You were impassioned after the first four about the amount of talent in DII and DIII coaches. What's the feedback been like from them?

So cool. So cool. I've had so many DIII and DII and high school coaches reach out -- JV coaches in Missouri. They were so thankful for me saying there's great coaches out there. I believe that. My dad (Steve Anderson) was a high school coach. He was the best coach I've been around. There's great coaching a lot of places out there. It's about getting an opportunity. I knew that if I got an opportunity, I had to be ready. My dad told me a long time ago -- someday you'll get a shot, make sure you are ready.

My quote about great coaching at all levels after Texas Southern, people have copied and pasted that to me, so many DIII and DII guys. If I could champion their cause, I'm happy, because I do feel that way. Most of my friends are DII and DIII coaches.

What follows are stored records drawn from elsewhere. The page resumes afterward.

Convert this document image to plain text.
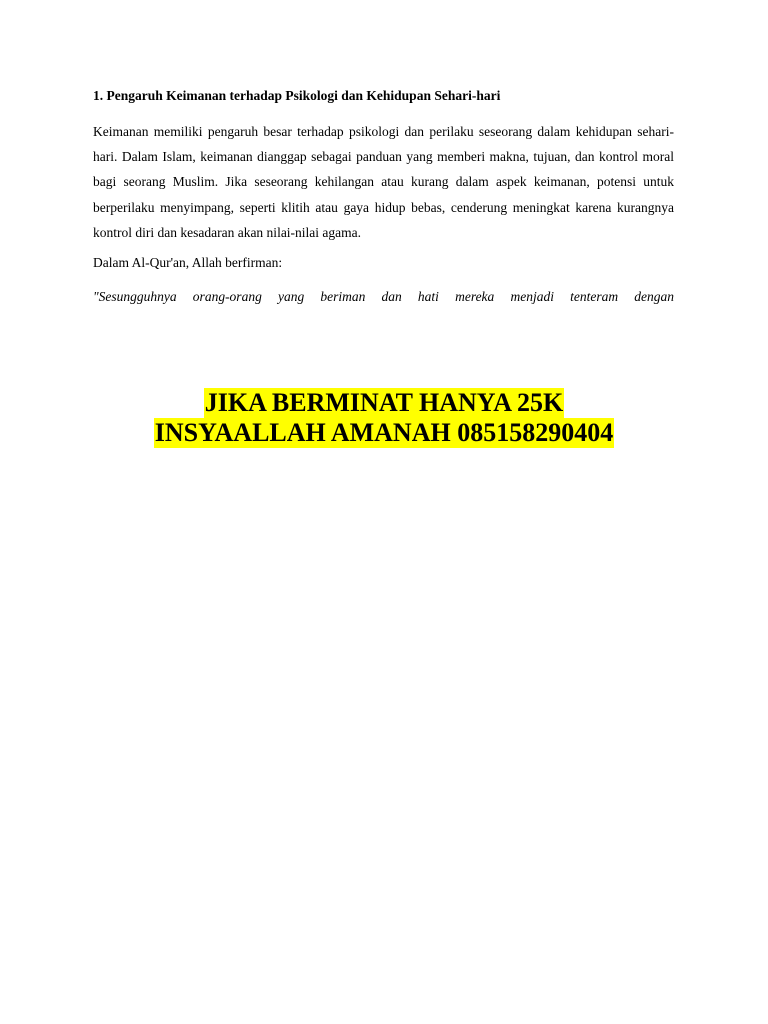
1. Pengaruh Keimanan terhadap Psikologi dan Kehidupan Sehari-hari

Keimanan memiliki pengaruh besar terhadap psikologi dan perilaku seseorang dalam kehidupan sehari-hari. Dalam Islam, keimanan dianggap sebagai panduan yang memberi makna, tujuan, dan kontrol moral bagi seorang Muslim. Jika seseorang kehilangan atau kurang dalam aspek keimanan, potensi untuk berperilaku menyimpang, seperti klitih atau gaya hidup bebas, cenderung meningkat karena kurangnya kontrol diri dan kesadaran akan nilai-nilai agama.

Dalam Al-Qur'an, Allah berfirman:

"Sesungguhnya orang-orang yang beriman dan hati mereka menjadi tenteram dengan

JIKA BERMINAT HANYA 25K
INSYAALLAH AMANAH 085158290404
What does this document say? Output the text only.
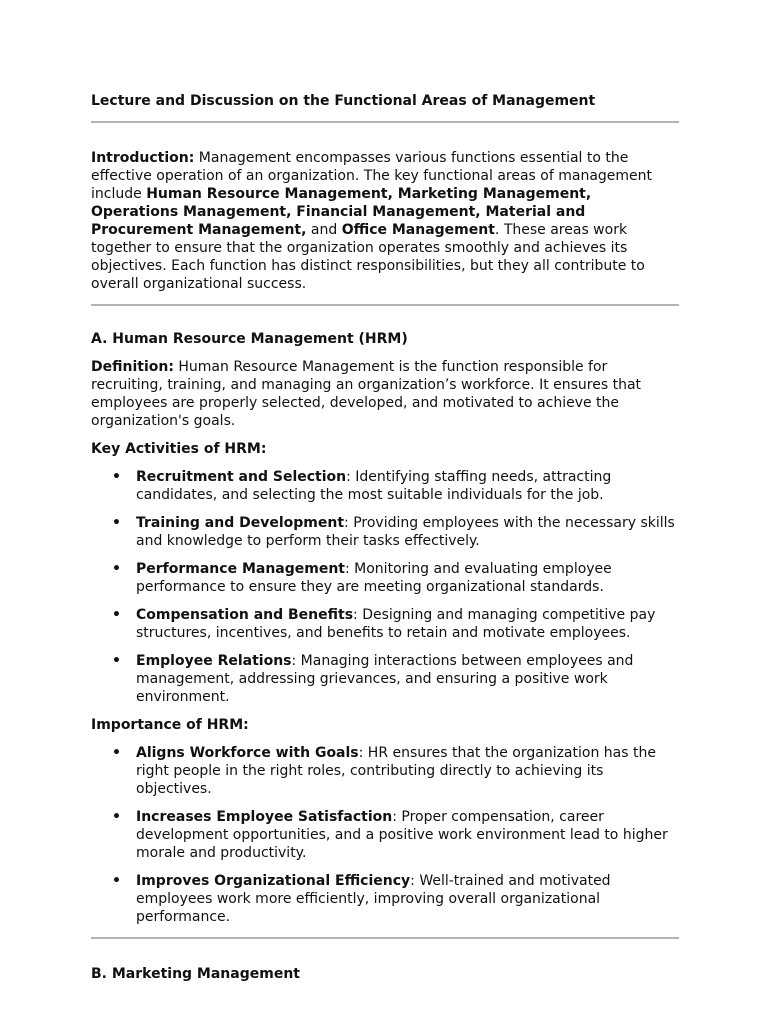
Lecture and Discussion on the Functional Areas of Management

Introduction: Management encompasses various functions essential to the effective operation of an organization. The key functional areas of management include Human Resource Management, Marketing Management, Operations Management, Financial Management, Material and Procurement Management, and Office Management. These areas work together to ensure that the organization operates smoothly and achieves its objectives. Each function has distinct responsibilities, but they all contribute to overall organizational success.

A. Human Resource Management (HRM)

Definition: Human Resource Management is the function responsible for recruiting, training, and managing an organization’s workforce. It ensures that employees are properly selected, developed, and motivated to achieve the organization's goals.

Key Activities of HRM:

• Recruitment and Selection: Identifying staffing needs, attracting candidates, and selecting the most suitable individuals for the job.
• Training and Development: Providing employees with the necessary skills and knowledge to perform their tasks effectively.
• Performance Management: Monitoring and evaluating employee performance to ensure they are meeting organizational standards.
• Compensation and Benefits: Designing and managing competitive pay structures, incentives, and benefits to retain and motivate employees.
• Employee Relations: Managing interactions between employees and management, addressing grievances, and ensuring a positive work environment.

Importance of HRM:

• Aligns Workforce with Goals: HR ensures that the organization has the right people in the right roles, contributing directly to achieving its objectives.
• Increases Employee Satisfaction: Proper compensation, career development opportunities, and a positive work environment lead to higher morale and productivity.
• Improves Organizational Efficiency: Well-trained and motivated employees work more efficiently, improving overall organizational performance.

B. Marketing Management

I'm more apt on a Tuesday night to watch a DII game online than an ACC game. My buddy coaches at Oswego State, and I'd rather watch them play SUNY Brockport than Duke play NC State. So many of my old players and coaches came out to Columbus, it meant the world to me.

How hard was it to leave FDU after only one year?

That's probably the hardest part. That's very hard. Brad Hurlbut, the athletic director here is terrific. He's a great person. So is Jason Young, the associate athletic director. It's hard because this happened, and I also think what we've done here was pretty special, and that's a credit to the staff, players and administration. We put FDU on the map, and it's going to be here forever.

I thought we'd win here, but it would take three or four years and it's OK to leave when you are somewhere three or four years. We sped the process way up faster. The way the profession works, you have to take advantage of it. I wish the timing was different and we had more time to enjoy what just happened. Iona has to move quick, too, and you're trying to keep the players there. It's fast. When I called Brad and Jason about this, they were happy for me. They told me: "You have to go." I felt nothing (negative). They were happy as heck for me. That made me feel better too.

Iona has made 8 of the past 11 tournaments. How excited are you to live up to those standards?

I'm really excited. You want to be at a place with expectations. When you get a sniff at the tournament, when you get a feel for how special that is to go there and play, to win a couple games and move on, you want to get back there.

Iona is a place where they're used to going to the NCAA tournament and having success. I want to try and go there and win a game and go to the Sweet 16, and there's resources there to do that. The tradition and facilities they have, they've won for a long time - Tim Cluess, Kevin Willard, Jeff Ruland and Tim Welsh. I have unbelievable respect for the tradition of Iona and also for the future. There's an expectation to win. I also have an expectation to win. I'm bringing most of my staff with me. I want to go there and go to the NCAA tournament and advance. That's the next step. (Iona's lone NCAA win came under Jim Valvano in 1980). You want to go somewhere and do something that's never been before. There's that carrot out there.